The kind of people who take delight in outsmarting the people who make movies will probably find this book very entertaining. Those trying to teach physics concepts may also find it useful as a mechanism for engaging people and having them explore ideas in an imaginative but realistic way.

Carnot efficiency

Twist 1.5, Major's Hill Park, Ottawa

For a bit of light entertainment, I have been reading Tom Rogers’ book Insultingly Stupid Movie Physics, which basically covers the same terrain as his entertaining website, though at greater length and with more detail. Of course, one can never entirely escape climate change related information, and the book includes a discussion of Carnot efficiency: the maximum theoretical efficiency with which heat engines can convert thermal energy into useful power.

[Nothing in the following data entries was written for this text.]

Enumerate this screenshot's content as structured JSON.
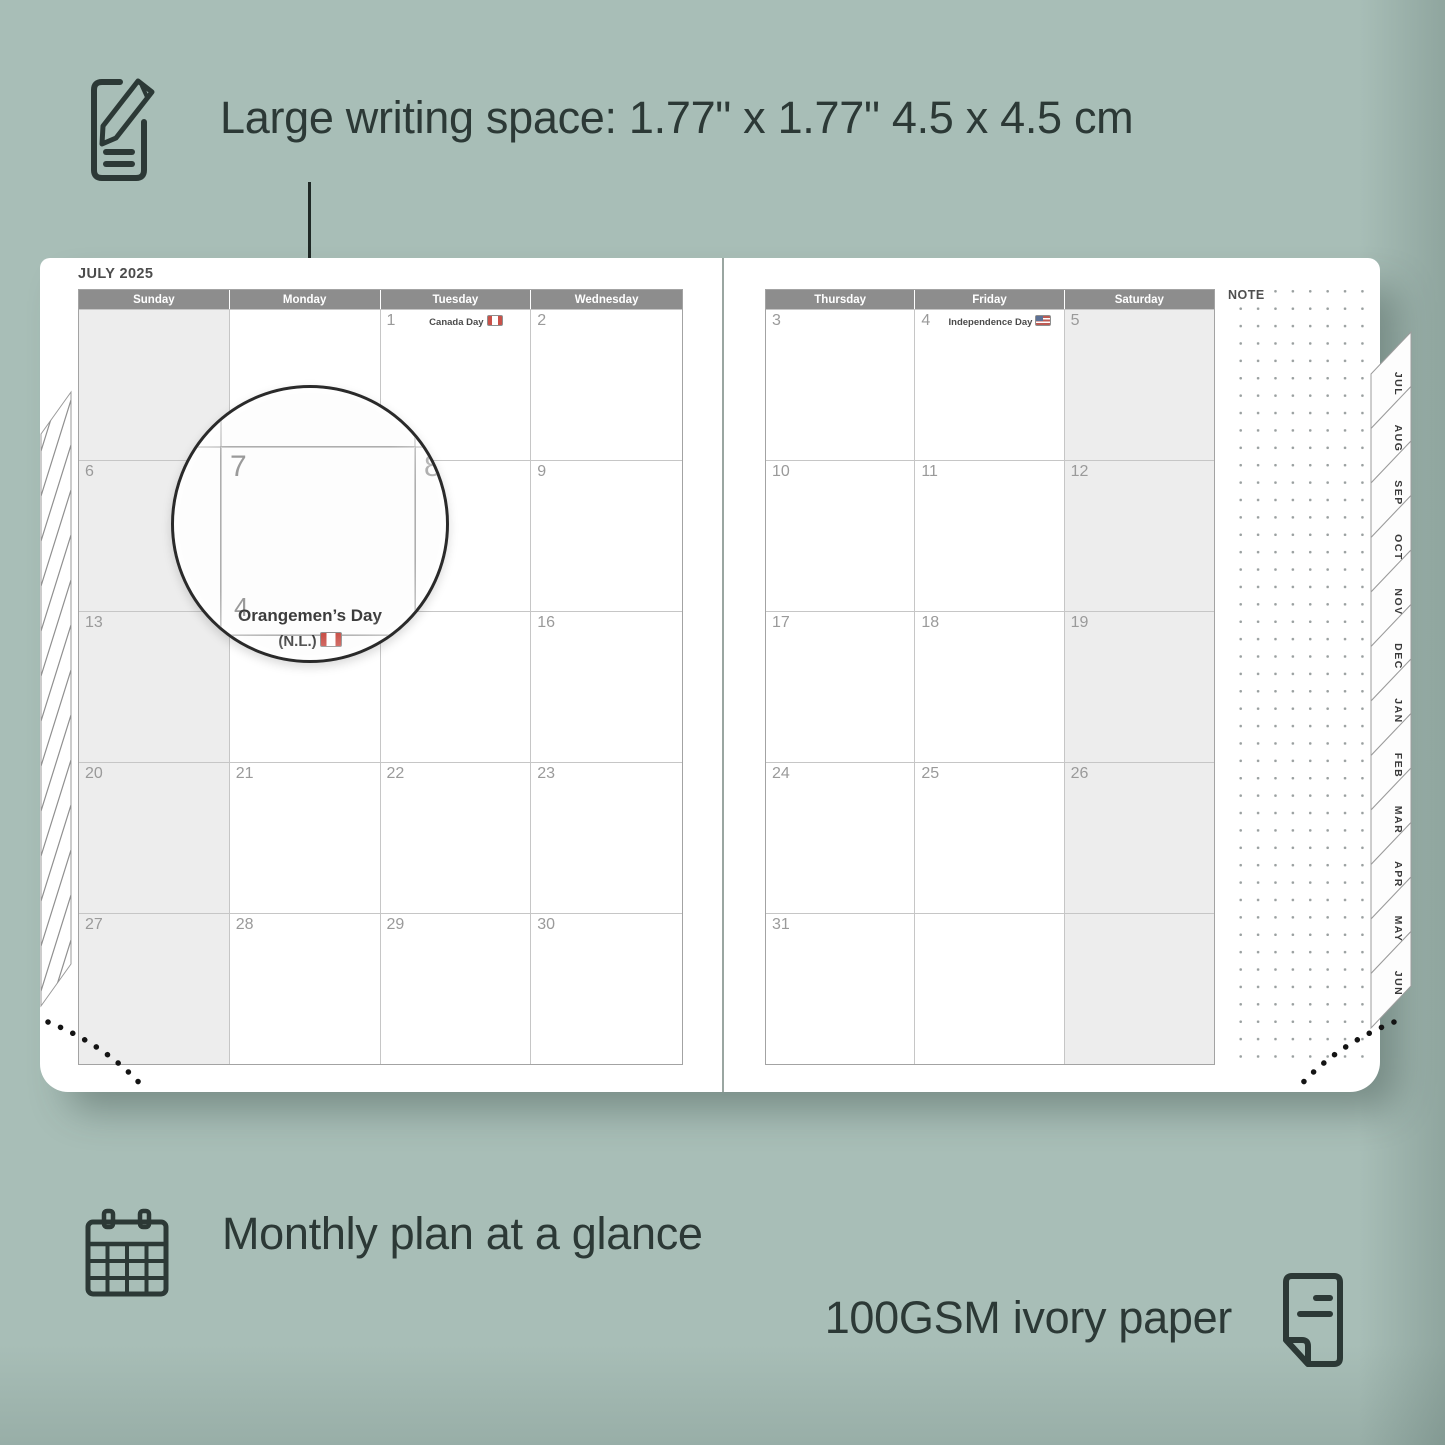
{
  "colors": {
    "background": "#a8beb7",
    "ink": "#2c3936",
    "header_bar": "#8d8d8d",
    "weekend_shade": "#ededed",
    "grid_line": "#c6c6c6",
    "date_number": "#9a9a9a"
  },
  "top_annotation": {
    "icon": "pencil-note-icon",
    "text": "Large writing space: 1.77\" x 1.77\" 4.5 x 4.5 cm"
  },
  "planner": {
    "title": "JULY 2025",
    "note_label": "NOTE",
    "left_day_headers": [
      "Sunday",
      "Monday",
      "Tuesday",
      "Wednesday"
    ],
    "right_day_headers": [
      "Thursday",
      "Friday",
      "Saturday"
    ],
    "left_weeks": [
      [
        {
          "d": ""
        },
        {
          "d": ""
        },
        {
          "d": "1",
          "holiday": "Canada Day",
          "flag": "ca"
        },
        {
          "d": "2"
        }
      ],
      [
        {
          "d": "6"
        },
        {
          "d": "7"
        },
        {
          "d": "8"
        },
        {
          "d": "9"
        }
      ],
      [
        {
          "d": "13"
        },
        {
          "d": "14",
          "holiday": "Orangemen’s Day",
          "holiday2": "(N.L.)",
          "flag": "ca"
        },
        {
          "d": "15"
        },
        {
          "d": "16"
        }
      ],
      [
        {
          "d": "20"
        },
        {
          "d": "21"
        },
        {
          "d": "22"
        },
        {
          "d": "23"
        }
      ],
      [
        {
          "d": "27"
        },
        {
          "d": "28"
        },
        {
          "d": "29"
        },
        {
          "d": "30"
        }
      ]
    ],
    "right_weeks": [
      [
        {
          "d": "3"
        },
        {
          "d": "4",
          "holiday": "Independence Day",
          "flag": "us"
        },
        {
          "d": "5"
        }
      ],
      [
        {
          "d": "10"
        },
        {
          "d": "11"
        },
        {
          "d": "12"
        }
      ],
      [
        {
          "d": "17"
        },
        {
          "d": "18"
        },
        {
          "d": "19"
        }
      ],
      [
        {
          "d": "24"
        },
        {
          "d": "25"
        },
        {
          "d": "26"
        }
      ],
      [
        {
          "d": "31"
        },
        {
          "d": ""
        },
        {
          "d": ""
        }
      ]
    ],
    "month_tabs": [
      "JUL",
      "AUG",
      "SEP",
      "OCT",
      "NOV",
      "DEC",
      "JAN",
      "FEB",
      "MAR",
      "APR",
      "MAY",
      "JUN"
    ]
  },
  "magnifier": {
    "day": "7",
    "adjacent_day": "8",
    "partial_day": "4",
    "holiday_line1": "Orangemen’s Day",
    "holiday_line2": "(N.L.)",
    "flag": "ca"
  },
  "bottom_annotations": {
    "monthly_icon": "calendar-grid-icon",
    "monthly": "Monthly plan at a glance",
    "paper": "100GSM ivory paper",
    "paper_icon": "paper-sheet-icon"
  }
}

The efficiency depends on two factors: the high temperature produced using combustion, solar energy, geothermal energy, etc, and the cold temperature where the heat is expended into the surrounding environment:

Efficiency = ( 1 – Cold temperature / Hot temperature ) * 100

This has implications for technologies like the co-generation of heat and power. If the heat source for a power plant is 375°C (648°K) and it is dumping waste heat into 10°C (283°K) outdoor weather, the Carnot efficiency is about 56.3% (the actual efficiency is lower, for various reasons). If, instead, it is dumping the heat into buildings at 25°C (198°K), the Carnot efficiency falls to 54.0%. In a case where the heat source is just 200°C (473°K), the difference between a 10°C cold area and a 25°C cold area cuts the Carnot efficiency from 40.2% to 37.0%. In many cases, cogeneration is still worthwhile, despite the loss of useful electrical or kinetic energy, but it should be appreciated that the redirection is not without cost.

Carnot efficiency also helps explain why waste heat is not always worth capturing. If the temperature difference between the source and an available destination for the thermal energy is not large, there isn’t much useful power that can be produced.

[Update: 4:47pm] Remember to express the temperatures in Degrees Kelvin, by adding 273.15 to the figure in Degrees Celsius.